Maquette materials: Prints of paintings by Danielle Klinenberg (2021-4), Great Lakes rocks, wood, clay, plaster, foam, metal, velvet, MDF and plexiglass. Architectural Design and construction by Cordelia Belloc-Lowndes with support by Cesar Luevano. Shown at The Arts Club of Chicago January-February 2024. Now available for viewing in Streeterville

Nos Nymphéas

This moment demands that we think and dream big. It’s time to bring our hearts and minds together. Nos Nymphéas, a walk-in painting that embraces the viewer, is a project I dreamed of on a visit to Paris during a residency in France. Nos Nymphéas is an homage to the massive Waterlily --- or Nymphéas – paintings Claude Monet painted in and of his garden, and by his gift of this work at the Armistice. The goal of this public art installation is to invite the viewer to get lost in these paintings, and then to locate themselves in the thoughts, ideas, dreams and feelings that arise here.

Nos Nymphéas is a response to Claude Monet’s practice of tending to and painting from his garden. What inspires this work is not one garden but diverse, multiple earthy places, relationship, thought and feeling. This body of 5’ high x 5’ - 9’ wide paintings is where I’ve trained my attention during social unrest and pandemic times. In my admiration for Monet’s practice, and for the gift of the environment his work creates, is a question:

What is it you hold dear?

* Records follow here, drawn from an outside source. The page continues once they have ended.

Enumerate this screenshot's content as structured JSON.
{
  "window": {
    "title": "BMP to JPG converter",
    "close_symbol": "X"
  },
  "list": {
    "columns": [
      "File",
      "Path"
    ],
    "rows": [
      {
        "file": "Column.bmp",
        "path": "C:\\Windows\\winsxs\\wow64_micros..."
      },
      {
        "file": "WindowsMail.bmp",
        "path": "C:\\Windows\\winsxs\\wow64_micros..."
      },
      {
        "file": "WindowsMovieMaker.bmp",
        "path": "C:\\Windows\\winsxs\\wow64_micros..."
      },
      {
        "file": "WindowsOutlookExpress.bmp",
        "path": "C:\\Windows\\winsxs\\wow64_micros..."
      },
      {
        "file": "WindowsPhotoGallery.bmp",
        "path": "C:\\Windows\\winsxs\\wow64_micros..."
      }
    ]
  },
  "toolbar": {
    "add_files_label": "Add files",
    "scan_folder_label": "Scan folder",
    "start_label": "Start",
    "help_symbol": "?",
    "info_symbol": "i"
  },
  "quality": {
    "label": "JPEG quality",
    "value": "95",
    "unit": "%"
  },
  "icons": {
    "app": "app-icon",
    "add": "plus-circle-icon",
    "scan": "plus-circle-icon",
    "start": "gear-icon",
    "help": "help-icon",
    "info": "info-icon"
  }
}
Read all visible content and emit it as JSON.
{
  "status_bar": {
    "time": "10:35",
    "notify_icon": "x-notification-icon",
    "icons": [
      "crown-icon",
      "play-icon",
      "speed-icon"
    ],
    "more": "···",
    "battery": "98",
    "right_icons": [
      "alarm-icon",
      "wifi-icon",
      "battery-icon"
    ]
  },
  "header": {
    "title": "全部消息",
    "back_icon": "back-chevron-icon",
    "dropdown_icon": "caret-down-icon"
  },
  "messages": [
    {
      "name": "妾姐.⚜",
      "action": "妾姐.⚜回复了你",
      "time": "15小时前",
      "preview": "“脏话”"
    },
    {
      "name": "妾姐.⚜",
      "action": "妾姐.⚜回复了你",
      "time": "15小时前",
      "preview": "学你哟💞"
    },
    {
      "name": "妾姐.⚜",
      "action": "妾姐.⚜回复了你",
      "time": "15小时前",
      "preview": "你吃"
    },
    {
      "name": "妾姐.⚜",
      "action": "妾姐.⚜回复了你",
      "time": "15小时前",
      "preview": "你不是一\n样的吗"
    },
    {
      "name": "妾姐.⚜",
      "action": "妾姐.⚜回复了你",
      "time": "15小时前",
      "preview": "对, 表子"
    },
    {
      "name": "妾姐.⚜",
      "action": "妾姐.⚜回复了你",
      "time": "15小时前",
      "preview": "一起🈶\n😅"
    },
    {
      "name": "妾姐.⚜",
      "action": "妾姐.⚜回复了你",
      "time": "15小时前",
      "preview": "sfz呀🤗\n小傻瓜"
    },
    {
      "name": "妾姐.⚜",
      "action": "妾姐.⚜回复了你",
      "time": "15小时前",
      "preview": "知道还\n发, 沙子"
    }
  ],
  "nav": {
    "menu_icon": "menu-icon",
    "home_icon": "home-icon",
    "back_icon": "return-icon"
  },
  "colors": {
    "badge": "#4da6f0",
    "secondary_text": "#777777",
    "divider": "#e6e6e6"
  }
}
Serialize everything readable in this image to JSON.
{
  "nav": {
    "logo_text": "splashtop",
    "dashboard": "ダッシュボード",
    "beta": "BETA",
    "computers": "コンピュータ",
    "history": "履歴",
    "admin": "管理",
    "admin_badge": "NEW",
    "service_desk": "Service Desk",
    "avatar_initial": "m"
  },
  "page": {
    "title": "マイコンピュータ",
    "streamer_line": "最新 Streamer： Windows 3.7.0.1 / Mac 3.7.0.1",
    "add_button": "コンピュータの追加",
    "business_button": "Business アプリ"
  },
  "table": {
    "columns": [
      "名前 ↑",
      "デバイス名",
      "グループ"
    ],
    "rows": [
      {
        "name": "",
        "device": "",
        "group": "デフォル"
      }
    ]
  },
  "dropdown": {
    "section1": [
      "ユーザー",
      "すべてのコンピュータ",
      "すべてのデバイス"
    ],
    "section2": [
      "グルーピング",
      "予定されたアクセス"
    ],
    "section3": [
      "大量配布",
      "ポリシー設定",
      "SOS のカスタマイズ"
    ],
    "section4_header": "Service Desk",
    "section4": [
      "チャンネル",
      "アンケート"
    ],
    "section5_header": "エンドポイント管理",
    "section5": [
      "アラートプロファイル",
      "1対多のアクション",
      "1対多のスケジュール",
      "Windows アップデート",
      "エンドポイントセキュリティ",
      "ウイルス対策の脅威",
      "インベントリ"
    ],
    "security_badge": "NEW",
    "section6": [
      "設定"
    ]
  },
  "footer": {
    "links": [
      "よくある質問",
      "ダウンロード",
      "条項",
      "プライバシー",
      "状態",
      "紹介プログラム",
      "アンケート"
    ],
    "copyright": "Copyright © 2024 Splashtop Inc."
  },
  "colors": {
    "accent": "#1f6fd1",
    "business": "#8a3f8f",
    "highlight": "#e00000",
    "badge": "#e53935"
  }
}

How do you regard, tend and care for it?

This is the heart of my painting process too, a sense I hope to impart to visitors to Nos Nymphéas —- Nos means ‘ours’. Our studio is preparing to activate this public art installation in Chicago for 2024, activated at times with workshops that support mindfulness, and also with collaborations incorporating sound and movement. Nos Nymphéas design includes inviting seating, thoughtful lighting, and low- and high-tech interpretive elements to engage visitors with this question. Our intention is to make the site available during the Democratic National Convention to support causes including Climate, Reproductive and LGBTQ Rights.

Learn how you or your organization can become a partner of Nos Nymphéas

Drawing exhibited with How to Move Through It at The Leslie Wolfe Gallery, 2022

2014 Residency in France—The Bonbonnerie Paintings

This is a body of work I painted on residency in France, in 2014 on 5’ high paper I found there. Bonbonnerie inspired me to create a response to the installation of Monet’s immersive Waterlily paintings, open to the public, through a walk in a park in Paris. Alone in a small village in the val du Loire, I imagined herself a royal painter, preparing arwork to bring to court. The name is inspired by the Belgian cacao a friend gave me, challenging me to use it as a medium, integrating with the raw pigments I had begun to integrate into my palette in 2010.